Scientific classification
- Kingdom: Animalia
- Phylum: Chordata
- Class: Actinopterygii
- Order: Cypriniformes
- Family: Leuciscidae
- Subfamily: Leuciscinae
- Genus: Aspiolucius Berg, 1907
- Species: A. esocinus
- Binomial name: Aspiolucius esocinus (Kessler, 1874)
- Synonyms: Aspius esocinus Kessler, 1874;

= Aspiolucius =

- Authority: (Kessler, 1874)
- Conservation status: EN
- Synonyms: Aspius esocinus Kessler, 1874
- Parent authority: Berg, 1907

Species of fish

Aspiolucius is a monospecific genus of freshwater ray-finned fish belonging to the family Leuciscidae.

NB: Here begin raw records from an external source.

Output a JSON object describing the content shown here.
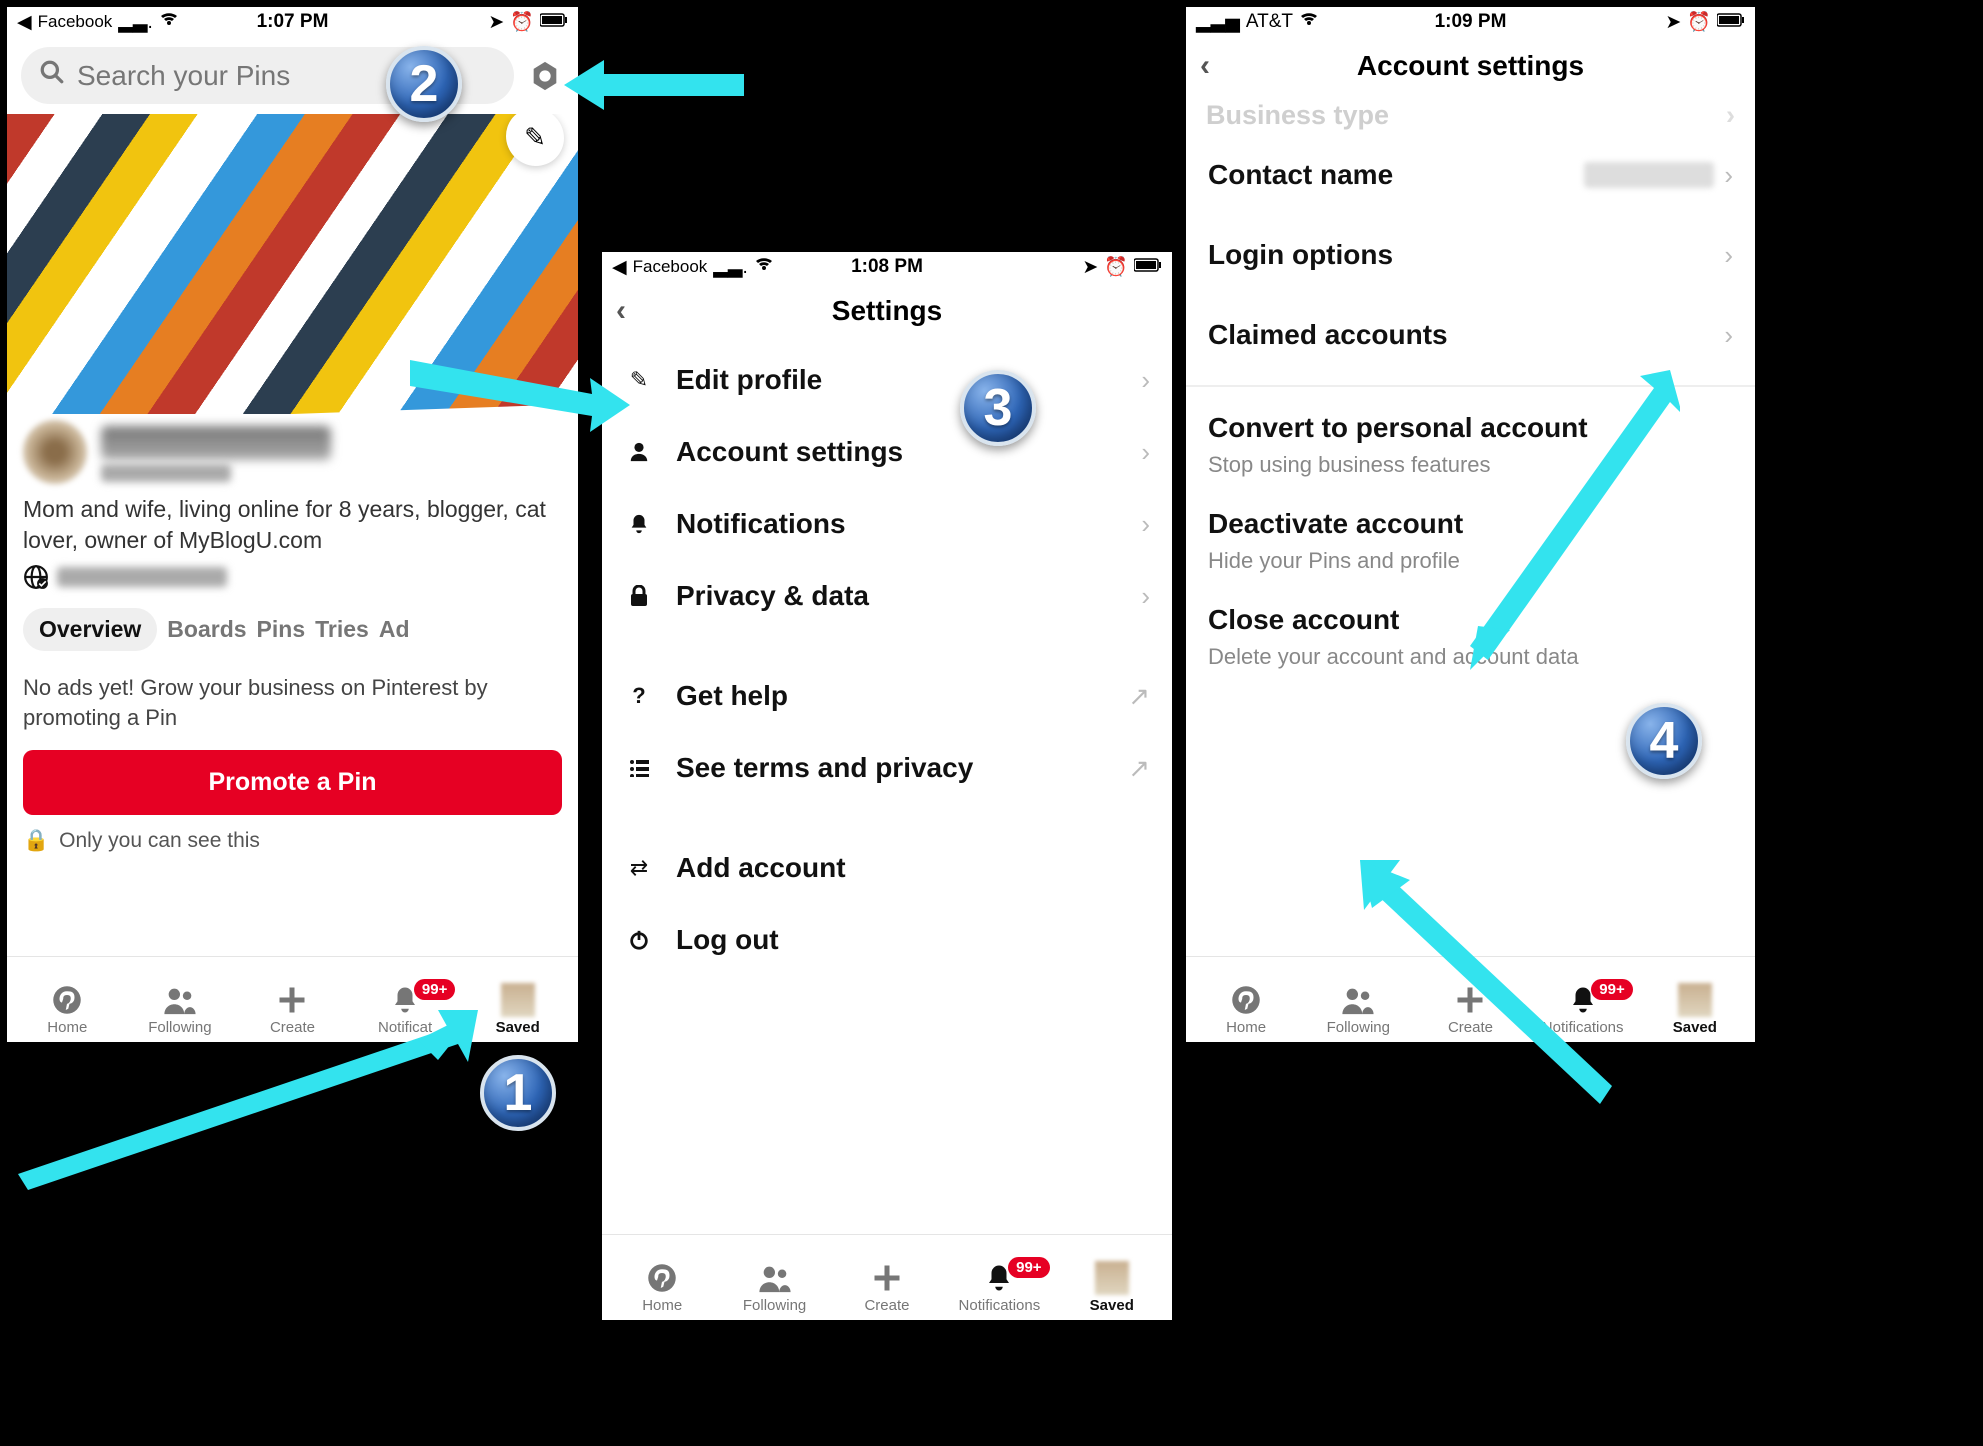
{
  "phone1": {
    "status": {
      "back_app": "Facebook",
      "time": "1:07 PM"
    },
    "search_placeholder": "Search your Pins",
    "bio": "Mom and wife, living online for 8 years, blogger, cat lover, owner of MyBlogU.com",
    "tabs": {
      "overview": "Overview",
      "boards": "Boards",
      "pins": "Pins",
      "tries": "Tries",
      "ads": "Ad"
    },
    "no_ads": "No ads yet! Grow your business on Pinterest by promoting a Pin",
    "promote_btn": "Promote a Pin",
    "lock_note": "Only you can see this",
    "tabbar": {
      "home": "Home",
      "following": "Following",
      "create": "Create",
      "notifications": "Notificat",
      "saved": "Saved",
      "badge": "99+"
    }
  },
  "phone2": {
    "status": {
      "back_app": "Facebook",
      "time": "1:08 PM"
    },
    "title": "Settings",
    "items": {
      "edit_profile": "Edit profile",
      "account_settings": "Account settings",
      "notifications": "Notifications",
      "privacy": "Privacy & data",
      "get_help": "Get help",
      "terms": "See terms and privacy",
      "add_account": "Add account",
      "log_out": "Log out"
    },
    "tabbar": {
      "home": "Home",
      "following": "Following",
      "create": "Create",
      "notifications": "Notifications",
      "saved": "Saved",
      "badge": "99+"
    }
  },
  "phone3": {
    "status": {
      "carrier": "AT&T",
      "time": "1:09 PM"
    },
    "title": "Account settings",
    "faded_row": "Business type",
    "rows": {
      "contact": "Contact name",
      "login": "Login options",
      "claimed": "Claimed accounts"
    },
    "convert": {
      "title": "Convert to personal account",
      "sub": "Stop using business features"
    },
    "deactivate": {
      "title": "Deactivate account",
      "sub": "Hide your Pins and profile"
    },
    "close": {
      "title": "Close account",
      "sub": "Delete your account and account data"
    },
    "tabbar": {
      "home": "Home",
      "following": "Following",
      "create": "Create",
      "notifications": "Notifications",
      "saved": "Saved",
      "badge": "99+"
    }
  },
  "annotations": {
    "n1": "1",
    "n2": "2",
    "n3": "3",
    "n4": "4"
  }
}
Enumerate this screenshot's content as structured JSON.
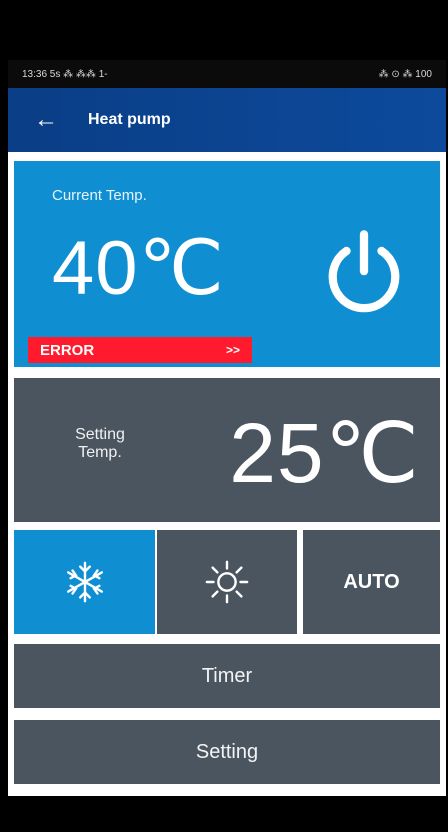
{
  "status_bar": {
    "left": "13:36 5s ⁂ ⁂⁂ 1-",
    "right": "⁂ ⊙ ⁂ 100"
  },
  "app_bar": {
    "back_icon": "arrow-left-icon",
    "title": "Heat pump"
  },
  "current_temp": {
    "label": "Current Temp.",
    "value": "40℃",
    "power_icon": "power-icon",
    "error_label": "ERROR",
    "error_arrow": ">>"
  },
  "setting_temp": {
    "label": "Setting\nTemp.",
    "value": "25℃"
  },
  "modes": [
    {
      "name": "cool",
      "icon": "snowflake-icon"
    },
    {
      "name": "heat",
      "icon": "sun-icon"
    },
    {
      "name": "auto",
      "label": "AUTO"
    }
  ],
  "buttons": {
    "timer": "Timer",
    "setting": "Setting"
  },
  "colors": {
    "appbar": "#0d4a9c",
    "current_bg": "#0f8fd1",
    "panel_bg": "#4b5560",
    "error": "#ff1b2d"
  }
}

The only species in the genus is Aspiolucius esocinus, the pike asp, This species is found in Central Asia in rivers such as the Amu Darya and Syr Darya, and occasionally lakes in Tajikistan, Kyrgyzstan, Turkmenistan and Uzbekistan, where it was a common fish until 1980s. After that, the population had rapidly declined, so that the species was declared endangered in these countries, and extinct in the neighboring Kazakhstan. This species can reach a total length of 50 cm.